その結果、医療者からの眼科受診勧奨を受けた認識のある人は139人(重み付け割合:47.6%)、正しい眼科受診頻度の知識を持つ人は195人(72.8%)、レセプト上で実際に眼底検査を受けていた人は149人(50.5%)だった。また実際に眼底検査を受けた割合は、眼科受診勧奨の認識のある群72.9%vs認識のない群30.1%、正しい眼科受診頻度の知識を持つ群63.9%vs知識を持たない群21.1%だった。正しい眼科受診頻度の知識を持つ割合は眼科受診勧奨の認識のある群93.4%vs認識のない群49.6%、といずれも有意な差が見られた。眼科受診勧奨を受けた認識のある群は認識のない群と比べて、修正ポアソン回帰分析による眼底検査受診の調整リスク比は2.36(95%信頼区間1.65-3.38)だった。またサブ解析では、糖尿病専門医が在籍する医療機関を受診している患者は、眼科受診勧奨の認識を持つ割合が高く、眼科受診頻度を正しく理解している割合や実際の眼底検査受診割合も高いことがわかった。
以上の結果から、患者が医療者による眼科受診勧奨を受けたと認識することは、眼底検査実施や眼科受診頻度に関する理解の向上に寄与することが示唆された。糖尿病網膜症の早期発見と重症化予防には、患者自身が受診の必要性を正しく認識することが重要であり、そのためには医療者の積極的な受診推奨だけでなく、医療システムや行政レベルでの包括的な環境整備が重要だと考えられる。同研究の成果は、こうした眼科受診勧奨の推進策を検討する上で、有用なエビデンスとなり得る。

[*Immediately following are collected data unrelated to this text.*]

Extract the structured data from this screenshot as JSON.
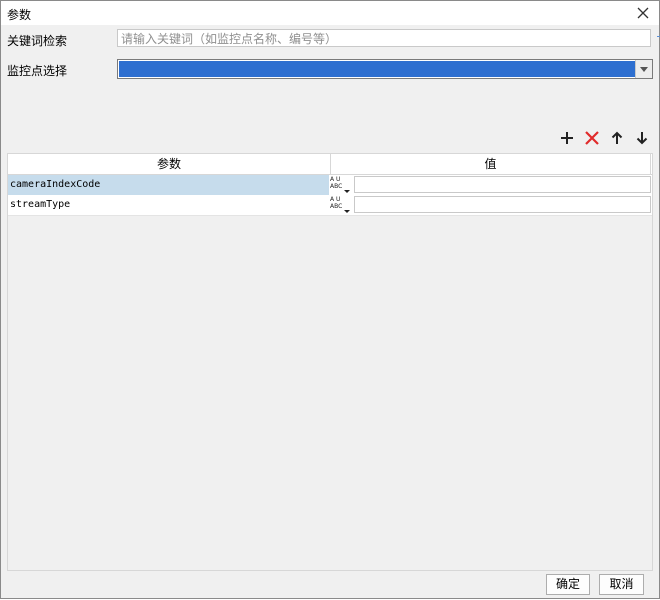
{
  "dialog": {
    "title": "参数",
    "close_icon": "close-icon"
  },
  "keyword": {
    "label": "关键词检索",
    "placeholder": "请输入关键词（如监控点名称、编号等）"
  },
  "monitor": {
    "label": "监控点选择",
    "selected_value": "",
    "highlight_color": "#2e6fd0"
  },
  "toolbar": {
    "add_icon": "plus-icon",
    "delete_icon": "delete-x-icon",
    "up_icon": "arrow-up-icon",
    "down_icon": "arrow-down-icon",
    "delete_color": "#e02b2b"
  },
  "table": {
    "columns": [
      "参数",
      "值"
    ],
    "rows": [
      {
        "name": "cameraIndexCode",
        "type_icon": "abc-type-icon",
        "type_top": "A U",
        "type_bottom": "ABC",
        "value": "",
        "selected": true
      },
      {
        "name": "streamType",
        "type_icon": "abc-type-icon",
        "type_top": "A U",
        "type_bottom": "ABC",
        "value": "",
        "selected": false
      }
    ]
  },
  "footer": {
    "ok_label": "确定",
    "cancel_label": "取消"
  }
}
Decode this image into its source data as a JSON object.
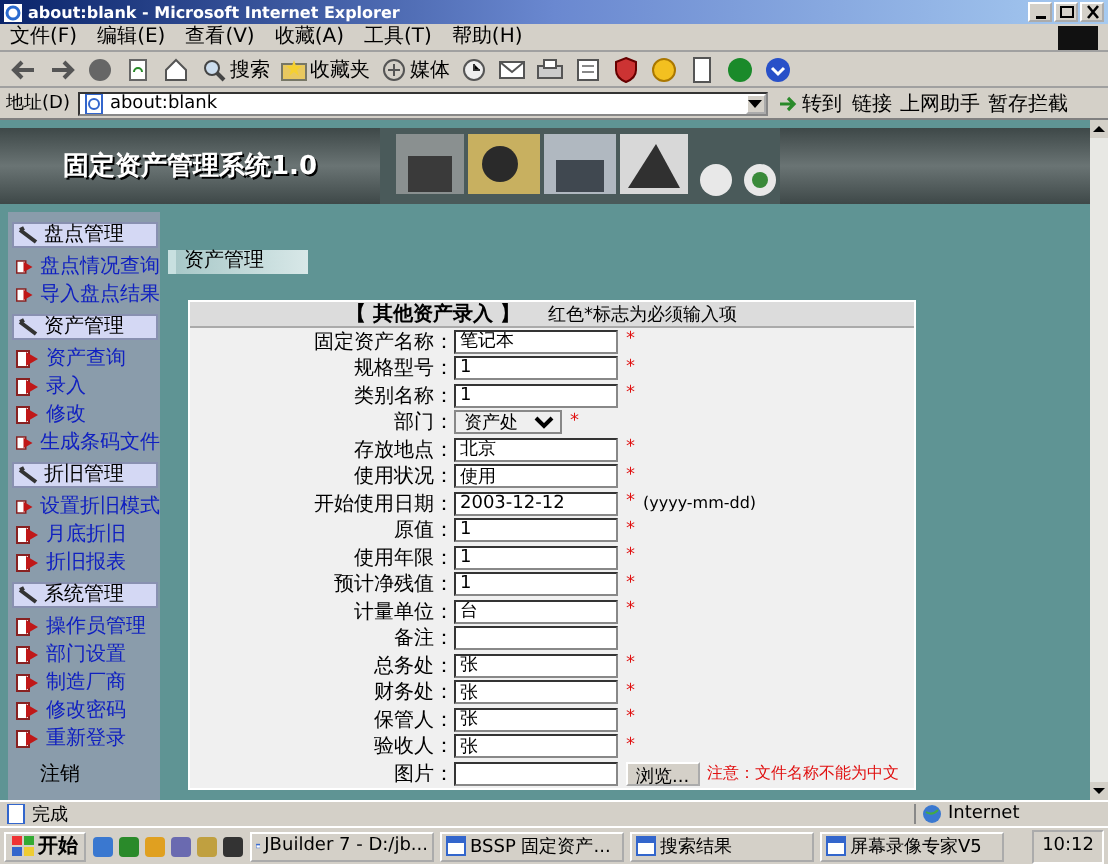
{
  "window": {
    "title": "about:blank - Microsoft Internet Explorer"
  },
  "menu": [
    "文件(F)",
    "编辑(E)",
    "查看(V)",
    "收藏(A)",
    "工具(T)",
    "帮助(H)"
  ],
  "toolbar": {
    "labels": [
      "搜索",
      "收藏夹",
      "媒体"
    ]
  },
  "address": {
    "label": "地址(D)",
    "value": "about:blank",
    "go": "转到",
    "links": "链接",
    "extras": [
      "上网助手",
      "暂存拦截"
    ]
  },
  "app": {
    "title": "固定资产管理系统1.0"
  },
  "sidebar": {
    "groups": [
      {
        "title": "盘点管理",
        "items": [
          "盘点情况查询",
          "导入盘点结果"
        ]
      },
      {
        "title": "资产管理",
        "items": [
          "资产查询",
          "录入",
          "修改",
          "生成条码文件"
        ]
      },
      {
        "title": "折旧管理",
        "items": [
          "设置折旧模式",
          "月底折旧",
          "折旧报表"
        ]
      },
      {
        "title": "系统管理",
        "items": [
          "操作员管理",
          "部门设置",
          "制造厂商",
          "修改密码",
          "重新登录"
        ]
      }
    ],
    "footer": "注销"
  },
  "section": {
    "title": "资产管理"
  },
  "form": {
    "title": "【 其他资产录入 】",
    "note": "红色*标志为必须输入项",
    "required_mark": "*",
    "fields": [
      {
        "kind": "text",
        "label": "固定资产名称：",
        "value": "笔记本",
        "required": true
      },
      {
        "kind": "text",
        "label": "规格型号：",
        "value": "1",
        "required": true
      },
      {
        "kind": "text",
        "label": "类别名称：",
        "value": "1",
        "required": true
      },
      {
        "kind": "select",
        "label": "部门：",
        "value": "资产处",
        "required": true
      },
      {
        "kind": "text",
        "label": "存放地点：",
        "value": "北京",
        "required": true
      },
      {
        "kind": "text",
        "label": "使用状况：",
        "value": "使用",
        "required": true
      },
      {
        "kind": "text",
        "label": "开始使用日期：",
        "value": "2003-12-12",
        "required": true,
        "hint": "(yyyy-mm-dd)"
      },
      {
        "kind": "text",
        "label": "原值：",
        "value": "1",
        "required": true
      },
      {
        "kind": "text",
        "label": "使用年限：",
        "value": "1",
        "required": true
      },
      {
        "kind": "text",
        "label": "预计净残值：",
        "value": "1",
        "required": true
      },
      {
        "kind": "text",
        "label": "计量单位：",
        "value": "台",
        "required": true
      },
      {
        "kind": "text",
        "label": "备注：",
        "required": false
      },
      {
        "kind": "text",
        "label": "总务处：",
        "value": "张",
        "required": true
      },
      {
        "kind": "text",
        "label": "财务处：",
        "value": "张",
        "required": true
      },
      {
        "kind": "text",
        "label": "保管人：",
        "value": "张",
        "required": true
      },
      {
        "kind": "text",
        "label": "验收人：",
        "value": "张",
        "required": true
      },
      {
        "kind": "file",
        "label": "图片：",
        "button": "浏览...",
        "warning": "注意：文件名称不能为中文",
        "required": false
      }
    ]
  },
  "status_bar": {
    "text": "完成",
    "zone": "Internet"
  },
  "taskbar": {
    "start": "开始",
    "tasks": [
      "JBuilder 7 - D:/jb...",
      "BSSP 固定资产...",
      "搜索结果",
      "屏幕录像专家V5"
    ],
    "clock": "10:12"
  }
}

糖尿病患者の眼科受診に関する認識や理解を高めることが、眼底検査実施を促進するために重要
同研究により、糖尿病患者が医療者からの眼科受診勧奨を認識することが、眼底検査の実施率向上と関連することが示された。今回の研究では、眼科受診の判定時期(2021年度)の後にアンケート調査(2022年度)が行われていること、また、眼科受診勧奨の有無は患者の主観によって判断されたものであり、実際の勧奨の有無と異なる可能性があることには注意が必要である。一方で、患者視点を含む形で眼科受診の実態を定量的に示すことができたことは意義深いと考えられる。
「本研究の知見は、医療者が個別に行う眼科受診勧奨をさらに推進するだけにとどまらず、眼科-内科の連携にインセンティブを付与することや眼科受診、眼底検査などを糖尿病患者の診療の質指標に組み込むこと、特定健診での眼底検査を普及させることなど、多岐に渡る医療・行政施策への働きかけに活用されることが期待される。こうした包括的な取り組みは、日本の糖尿病診療の質向上につながり、ひいては糖尿病合併症の重症化予防や医療費削減に寄与する可能性がある」と、研究グループは述べている。